O Ministério da Saúde orientou a Fiocruz a divulgar amplamente e recomendar o uso da cloroquina e da hidroxicloroquina no tratamento precoce de pacientes da COVID-19, a despeito das evidências científicas indicarem a ineficácia dos medicamentos no combate ao novo coronavírus.
A própria Fiocruz participa do estudo Solidarity, da Organização Mundial de Saúde (OMS), cujos testes com a cloroquina e a hidroxicloroquina foram suspensos há um mês, em 17 de junho, porque todos os resultados obtidos até então apontavam que as substâncias "não reduziam a mortalidade dos pacientes".
Outro grande estudo sobre a eficácia dos remédios, o Recovery, foi conduzido pelo Reino Unido com a participação de mais de 11 mil pacientes. Também em junho, seus principais coordenadores emitiram um comunicado concluindo que "não há efeito benéfico" no uso da hidroxicloroquina.

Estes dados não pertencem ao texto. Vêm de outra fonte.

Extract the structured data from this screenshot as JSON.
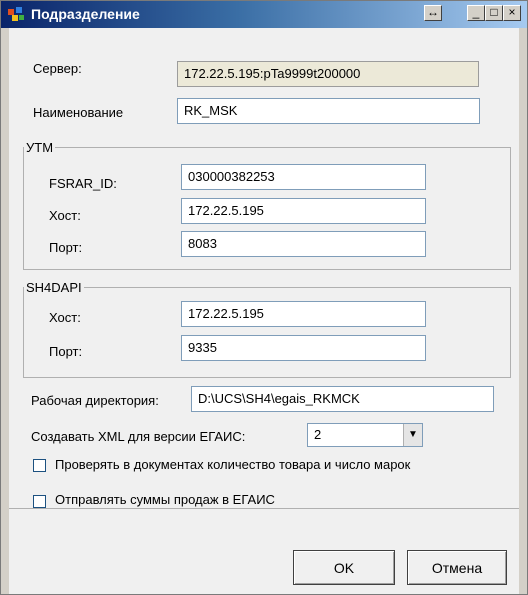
{
  "window": {
    "title": "Подразделение",
    "controls": {
      "resize_glyph": "↔",
      "minimize_glyph": "_",
      "maximize_glyph": "□",
      "close_glyph": "×"
    }
  },
  "server": {
    "label": "Сервер:",
    "value": "172.22.5.195:pTa9999t200000"
  },
  "name": {
    "label": "Наименование",
    "value": "RK_MSK"
  },
  "utm": {
    "legend": "УТМ",
    "fsrar_label": "FSRAR_ID:",
    "fsrar_value": "030000382253",
    "host_label": "Хост:",
    "host_value": "172.22.5.195",
    "port_label": "Порт:",
    "port_value": "8083"
  },
  "sh4dapi": {
    "legend": "SH4DAPI",
    "host_label": "Хост:",
    "host_value": "172.22.5.195",
    "port_label": "Порт:",
    "port_value": "9335"
  },
  "workdir": {
    "label": "Рабочая директория:",
    "value": "D:\\UCS\\SH4\\egais_RKMCK"
  },
  "xml_version": {
    "label": "Создавать XML для версии ЕГАИС:",
    "value": "2"
  },
  "check_quantity": {
    "label": "Проверять в документах количество товара и число марок",
    "checked": false
  },
  "send_sales": {
    "label": "Отправлять суммы продаж  в ЕГАИС",
    "checked": false
  },
  "buttons": {
    "ok": "OK",
    "cancel": "Отмена"
  },
  "colors": {
    "titlebar_start": "#0a246a",
    "titlebar_end": "#a6caf0",
    "dialog_bg": "#f0f0f0",
    "input_border": "#7f9db9"
  }
}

Mesmo assim, em 30 de junho, o secretário de atenção especializada à saúde, Luiz Otávio Franco Duarte, enviou um ofício endereçado à presidência da Fiocruz e à direção dos institutos Nacional de Infectologia Evandro Chagas (INI) e Nacional de Saúde da Mulher, da Criança e do Adolescente Fernandes Figueira (IFF), solicitando "a ampla divulgação desse tratamento, considerando que ele integra a estratégia do Ministério da Saúde para reduzir o número de casos que cheguem a necessitar de internação hospitalar para tratamento de síndromes de pior prognóstico, inclusive com suporte ventilatório pulmonar e cuidados intensivos".
O ofício diz ainda: "São medidas essenciais a tomar e divulgar: Considerar a prescrição de cloroquina ou hidroxicloroquina, mediante livre consentimento esclarecido do paciente com diagnóstico clínico de Covid-19, para tratamento medicamentoso precoce, ou seja, nos primeiros dias dos sintomas, no âmbito do Sistema Único de Saúde (SUS)".
Em nota divulgada na quinta-feira, 16, o ministério confirmou que se trata "de ofício de caráter administrativo para orientar os institutos e hospitais federais sobre a Nota Técnica divulgada pelo Ministério da Saúde, que trata do enfrentamento precoce da covid-19". E acrescentou: "Cabe informar que a pasta divulgou novas orientações sobre uso de medicamentos, em que a prescrição permanece a critério do médico, sendo necessária também a vontade declarada do paciente".
Perguntado sobre as evidências científicas que embasam tal recomendação, o Ministério da Saúde não ofereceu nenhuma explicação. A pasta está sendo ocupada interinamente pelo general Eduardo Pazuello desde a saída do médico Nelson Teich há mais de dois meses. Tanto Teich quanto seu antecessor, Henrique Mandetta, deixaram o ministério por não concordarem com a recomendação da cloroquina no tratamento da doença, como sempre advogou o presidente Jair Bolsonaro. Diagnosticado com COVID-19 na semana passada, o próprio presidente já apareceu em uma live recomendando o uso do remédio.
Em nota divulgada nesta quinta-feira, 16, a Fiocruz confirmou o recebimento do ofício e informou que "está ciente das orientações do Ministério da Saúde sobre o uso “off label” (quando o fármaco é utilizado para uma indicação diferente daquela que foi autorizada pelo órgão regulatório, a Anvisa) da cloroquina e da hidroxicloroquina contra a COVID-19". A instituição informou ainda que "entende ser de competência dos médicos sua possível prescrição".
No fim da nota, a Fiocruz lembra que participa,"por designação do Ministério da Saude, e é responsável no Brasil pelo estudo clínico Solidariedade, que avalia a eficácia de medicamentos para a COVID 19". O estudo, conduzido globalmente pela OMS, é aquele mesmo que concluiu pela ineficácia dos remédios.